Why current LLM costs are not sustainable

Cost structure & sustainability

  • Many argue current frontier LLM economics are shaky: labs lose tens of billions while charging per-token rates that must also cover training, infra, staff, and marketing.
  • Inference itself may already be profitable, but overall businesses are not; disagreement on whether this means subscriptions are “heavily subsidized” or whether enterprise API tokens simply carry big margins.
  • Some think valuations assume unrealistically smooth progress and demand through 2030; others note inference revenue already exceeds inference cost for at least one major lab.

Subscriptions, tokens & usage patterns

  • Several anecdotes of individual monthly API-equivalent usage in the thousands of dollars, driven by agents scanning large codebases, long loops, and huge contexts with poor cache utilization.
  • Others say they can’t hit subscription limits even with daily professional use, suggesting that overuse is often an orchestration/“skill issue” rather than necessity.
  • Strong consensus that people overuse top-tier models for trivial tasks because subscriptions hide the true cost.

Cloud vs local & hosting future

  • Split views: some large enterprises insist on running models in their own datacenters for security; others are comfortable outsourcing to hyperscalers and see them as the de facto winners.
  • Many expect an ecosystem mirroring web hosting: bare-metal GPU providers and higher-level “LLM platforms,” with frontier labs competing on quality and integrations rather than raw hosting.
  • Others foresee most AI becoming local/on-device by ~2030, eroding the business of large hosted frontier models except for niche high-end use.
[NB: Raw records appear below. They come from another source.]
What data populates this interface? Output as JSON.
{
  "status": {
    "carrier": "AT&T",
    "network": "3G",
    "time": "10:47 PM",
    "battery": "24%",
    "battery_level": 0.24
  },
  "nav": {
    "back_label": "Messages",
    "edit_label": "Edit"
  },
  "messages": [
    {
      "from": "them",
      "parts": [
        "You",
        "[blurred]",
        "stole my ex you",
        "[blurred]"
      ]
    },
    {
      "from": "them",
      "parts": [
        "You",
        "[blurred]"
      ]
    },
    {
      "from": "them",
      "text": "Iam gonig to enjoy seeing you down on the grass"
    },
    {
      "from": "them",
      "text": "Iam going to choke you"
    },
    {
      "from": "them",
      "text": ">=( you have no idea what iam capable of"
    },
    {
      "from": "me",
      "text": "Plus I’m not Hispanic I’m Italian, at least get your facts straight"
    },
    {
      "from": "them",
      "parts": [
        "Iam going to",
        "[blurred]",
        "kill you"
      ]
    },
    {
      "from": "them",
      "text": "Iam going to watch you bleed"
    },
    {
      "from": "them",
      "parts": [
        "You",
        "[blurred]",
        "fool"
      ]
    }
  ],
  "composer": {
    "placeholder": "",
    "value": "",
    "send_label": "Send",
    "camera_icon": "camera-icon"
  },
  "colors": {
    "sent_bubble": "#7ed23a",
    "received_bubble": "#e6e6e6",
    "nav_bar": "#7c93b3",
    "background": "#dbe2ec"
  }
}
Open models and geopolitics

  • Open-weight Chinese models (DeepSeek, GLM, Qwen) are widely seen as dramatically cheaper and “good enough” for many workloads; some suggest global spend could drop 10× by switching.
  • Counterpoint: concerns about relying on a “hostile superpower” and possible US sanctions that could force US and allied providers to drop such models, pushing users back to domestic labs.

Hardware, optimization & future direction

  • Back-of-envelope costs for self-hosting large models on 8×B200 plus dedicated solar suggest nontrivial per-token costs even at scale.
  • Many believe major savings lie in better routing to smaller models, improved agents/harnesses, and hardware specialization (e.g., “LLM-on-a-chip”), not just cheaper frontier models.
  • Debate continues over whether capabilities are plateauing; some see diminishing returns, others say recent releases and agentic workflows still show rapid progress.